Chicken Tikka Masala Curry is a dish, which elegantly balances a creamy and nutty taste and texture with a bite of ginger, cumin and marinated and grilled tenderloins.
It is not too uncommon to almost equate Indian food with Chicken Tikka Masa in the West. Even though there is no unanimous agreement about where and how this famous dish originated, there is, nevertheless, almost a consensus that it was created by immigrants from India or Bangladesh in Great Britain as result of multiculturalism and culinary ingenuity. A few disbelievers claim it originated in India, but one thing is certain: Unlike in the West, Chicken Tikka Masala lives a rather obscure existence within the borders of India.
“Tikka” is a cooking tradition that goes all the way back to the rule of the Mughal Dynasty in Northern India. “Tikka” means “pieces” and refers to small pieces of meat or vegetables, which are marinated, put on skewers, and grilled in a very hot tandoor oven.
“Chicken Tikka”, therefore, refers to pieces of marinated and grilled chicken, while “Masala” is the name for the uncountable spice blends both sold at the market or made from scratch in the Indian households.
Though the dish, by all accounts, is created by sheer luck and improvisation (as so many other things), it has become exceptionally popular in just a few decades.

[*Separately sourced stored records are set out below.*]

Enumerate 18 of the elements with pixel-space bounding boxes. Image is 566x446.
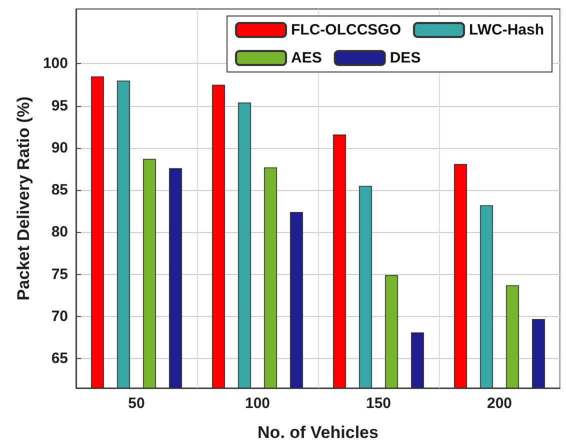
x-axis-title: No. of Vehicles [258, 423, 378, 442]
legend-label: LWC-Hash [469, 22, 544, 38]
x-tick-label: 200 [486, 395, 512, 412]
legend-label: AES [291, 50, 322, 66]
legend-label: FLC-OLCCSGO [291, 22, 402, 38]
x-tick-label: 150 [366, 395, 392, 412]
y-tick-label: 80 [51, 224, 68, 241]
x-tick-label: 50 [128, 395, 145, 412]
x-tick-label: 100 [244, 395, 270, 412]
y-tick-label: 75 [51, 266, 68, 283]
y-tick-label: 95 [51, 97, 68, 114]
legend-label: DES [390, 50, 421, 66]
y-tick-label: 85 [51, 182, 68, 199]
y-tick-label: 100 [42, 55, 68, 72]
y-tick-label: 70 [51, 308, 68, 325]
y-tick-label: 65 [51, 350, 68, 368]
y-tick-label: 90 [51, 139, 68, 156]
y-axis-title: Packet Delivery Ratio (%) [14, 96, 33, 301]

In Great Britain where it first emerged, it is so widespread that the then British Foreign Secretary Robin Cook in a speech in 2001 declared Chicken Tikka Masala “a true national dish”. Cook’s reasoning was that the dish was “a perfect illustration of the way Britain absorbs and adapts external influences.”
In hindsight, how Chicken Tikka Masala was originally devised seems obvious: you marinate and grill some chicken and then add it to a curry (Indian stew/gravy).
Likewise, cooking Bindia’s Chicken Tikka Masala appears deceivingly simple for the untrained eye: first we marinate chicken tenderloins in our own marinade made of tandoori spices, which are spices that can handle the scorching heat of a tandoor oven. In our marinade these includes spices like ginger, turmeric, and fenugreek. Finally, we grill the meat at very temperatures to ensure that it doesn’t dry out, but stays juicy, tasty, and tender.
The curry used for Bindia’s Chicken Tikka Masala has a little more punch of ginger and cumin but is simultaneously creamy and nutty to balance out the final dish.